Entscheidungsstichwort (Thema)

Einstweiliger Rechtsschutz. Minderung des Arbeitslosengeld II. Meldeversäumnis. Anforderung an den Nachweis eines wichtigen Grundes bei Krankheit

 

Leitsatz (amtlich)

Zum Nachweis eines wichtigen Grundes iS des § 32 SGB 2 für das Nichterscheinen zu einem Meldetermin reicht jedenfalls im Rahmen eines Verfahrens des einstweiligen Rechtsschutzes ohne besondere Umstände des Einzelfalls eine Arbeitsunfähigkeitsbescheinigung aus. Sofern eine qualifizierte Bescheinigung der Meldeunfähigkeit verlangt wird, bedarf es einer ausdrücklichen Aufforderung durch den Leistungsträger gegenüber dem Leistungsberechtigten vor Erkrankung.

 

Tenor

Die aufschiebende Wirkung der Klage gegen den Bescheid des Antragsgegners vom 16. Januar 2015 in Gestalt des Widerspruchsbescheides vom 29. Januar 2015 (Aktenzeichen SG Aurich: S 19 AS 103/15) wird angeordnet.

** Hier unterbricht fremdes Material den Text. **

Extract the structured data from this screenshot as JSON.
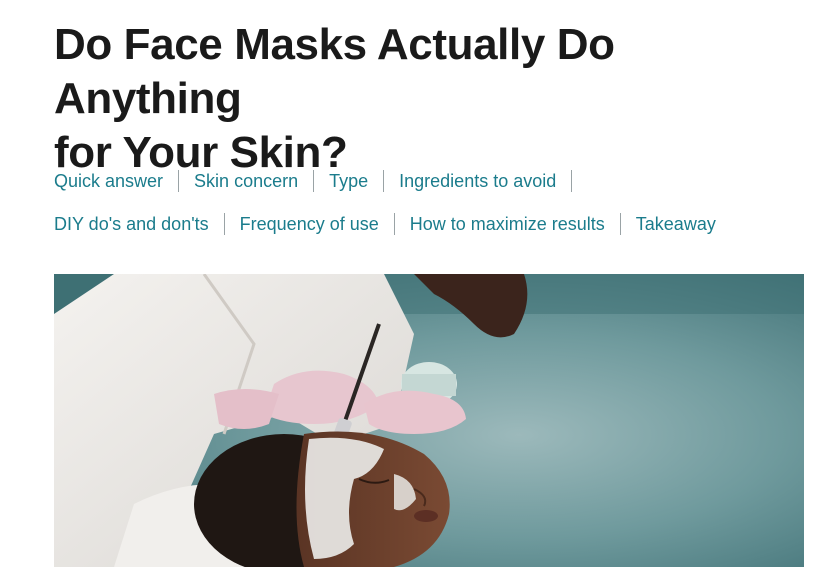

Der Antragsgegner trägt die notwendigen außergerichtlichen Kosten der Antragstellerin.

 

Gründe

I.

Die Beteiligten streiten in der Sache um die Rechtmäßigkeit eines Sanktionsbescheides des Antragsgegners vom 16. Januar 2015 in Gestalt eines Widerspruchsbescheides vom 29. Januar 2015, mit dem gegenüber der Antragstellerin eine Sanktion von 10 % des ihr zustehenden Arbeitslosengeldes II ausgesprochen wurde.

Die Antragstellerin ist am D. geboren und Mutter dreier Töchter (geboren 1998, 2002 und 2010). Die beiden älteren Töchter besuchen die E. in F.. Die jüngste Tochter geht seit Sommer 2014 in den Kindergarten. Die mittlere Tochter leidet unter anderem unter einem Diabetes mellitus Typ I und ist seit Juni 2014 mit einer implantierten Insulinpumpe versorgt. Die Antragstellerin lebt gemeinsam mit ihren Töchtern in ihrem Elternhaus mit ihren Eltern zusammen, die sich um die jüngste Tochter kümmern können.

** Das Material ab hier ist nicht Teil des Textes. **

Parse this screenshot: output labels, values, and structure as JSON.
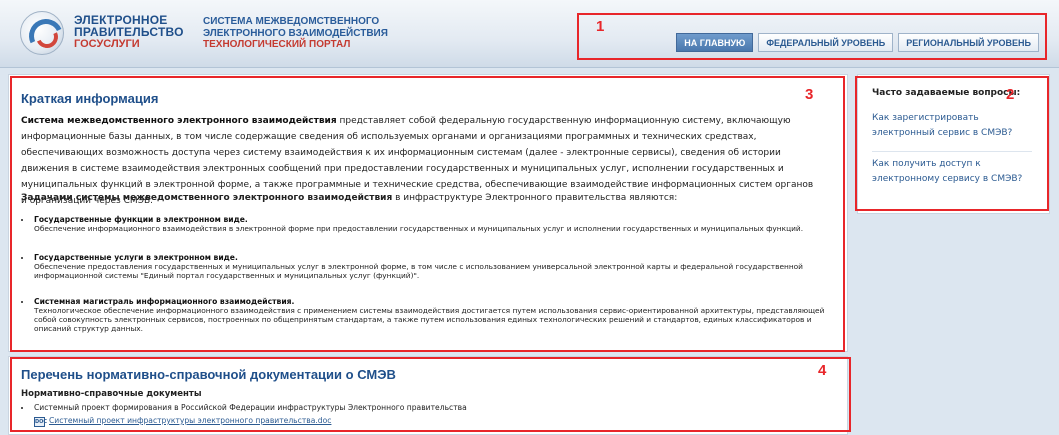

Die Antragstellerin steht gemeinsam mit ihren Töchtern als sogenannte Bedarfsgemeinschaft im laufenden Bezug für Leistungen der Grundsicherung für Arbeitsuchende nach dem Zweiten Buch des Sozialgesetzbuches (SGB II) beim Antragsgegner.

Die Antragstellerin leidet an Rückenbeschwerden mit unter anderem einer angeborenen Deformität der Wirbelsäule.

Am 5. November 2014 hatte die Antragstellerin an einer Informationsveranstaltung “Chancen für Frauen„ teilgenommen, aber an dem sich anschließenden Projekt mit einmal wöchentlichen Terminen ab dem 11. November 2014 hat sie nachdem sie zunächst teilnehmen wollte nicht teilgenommen. Die Antragstellerin ist wegen Rückenbeschwerden durchgängig seit dem 10. November 2014 bis zum heutigen Tage arbeitsunfähig krank geschrieben.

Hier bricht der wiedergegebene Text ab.